The new iOS7 has a minimalist new look and user-interface improvements that Apple's design chief, Sir Jonathan Ive, said would define "an important new direction and, in many ways, a beginning" in the smartphone revolution.
Apple also sought to distance itself further from rival Google in iOS - emphasising integration with Twitter rather than Facebook - and introduced a new internet radio service, iTunes Radio.
iTunes Radio will be free, either with advertising - making it Apple's first ad-supported online service - or without ads for subscribers to its iTunes Match cloud syncing service.
The iPhone's new software will adapt to reflect the colours of the wallpaper that users upload and sway as the device itself rotates. Photos will be automatically organised according to the time and location they were taken and "Airdrop" will enable easier sharing between Apple devices.
New approaches to multitasking and quicker access to WiFi or Bluetooth controls match capabilities already offered by Google's rival Android software.
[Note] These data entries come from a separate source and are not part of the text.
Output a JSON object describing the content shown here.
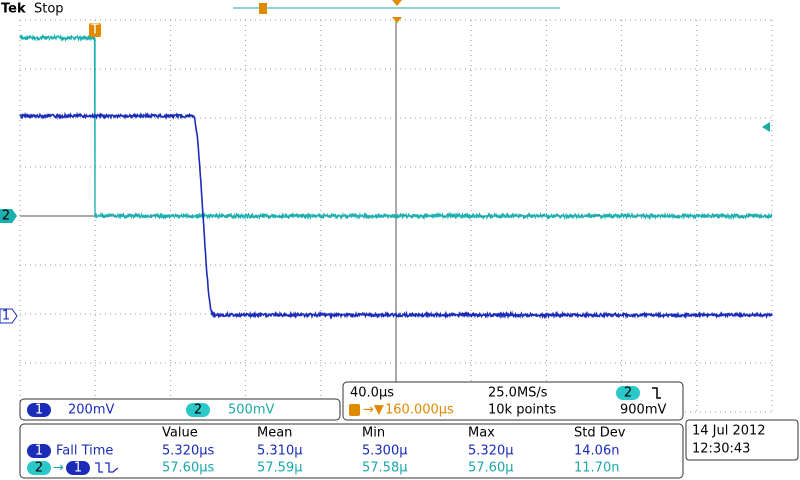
{
  "header": {
    "brand": "Tek",
    "status": "Stop"
  },
  "markers": {
    "ch2": "2",
    "ch1": "1",
    "trigger": "T"
  },
  "channels": [
    {
      "badge": "1",
      "scale": "200mV"
    },
    {
      "badge": "2",
      "scale": "500mV"
    }
  ],
  "timebase": {
    "horizontal": "40.0µs",
    "sample_rate": "25.0MS/s",
    "trigger_source": "2",
    "trigger_level": "900mV",
    "delay": "160.000µs",
    "record_length": "10k points"
  },
  "measurements": {
    "headers": [
      "Value",
      "Mean",
      "Min",
      "Max",
      "Std Dev"
    ],
    "rows": [
      {
        "source": "1",
        "name": "Fall Time",
        "cells": [
          "5.320µs",
          "5.310µ",
          "5.300µ",
          "5.320µ",
          "14.06n"
        ]
      },
      {
        "source": "2",
        "target": "1",
        "cells": [
          "57.60µs",
          "57.59µ",
          "57.58µ",
          "57.60µ",
          "11.70n"
        ]
      }
    ]
  },
  "datetime": {
    "date": "14 Jul 2012",
    "time": "12:30:43"
  }
}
Improvements to Siri, Apple's voice-activated assistant, will use Bing, Microsoft's search engine, rather than Google as it has in the past.
"We wanted to take an experience that people know very well and actually add to it to make it more useful and more enjoyable," said Sir Jonathan in a video introducing his first foray into software design at Apple.
"True simplicity is derived from so much more than the absence of clutter - it's about bringing order to complexity. iOS7 has a whole new structure that is coherent and applied across the entire system."
Earlier in the keynote at its Worldwide Developers Conference in San Francisco, Apple showed off a new MacBook Air with improved battery life and a new Mac Pro, its desktop computer for professional designers and creatives.
The high-specification Mac Pro will be made in the US, a first for a Mac product in many years, and offer advanced hardware capabilities in a smaller, cylindrical casing.
"Can't innovate any more, my ass!" declared Apple's marketing chief Phil Schiller to cheers from the thousands of developers in the audience, addressing a common criticism directed at Apple over the past year.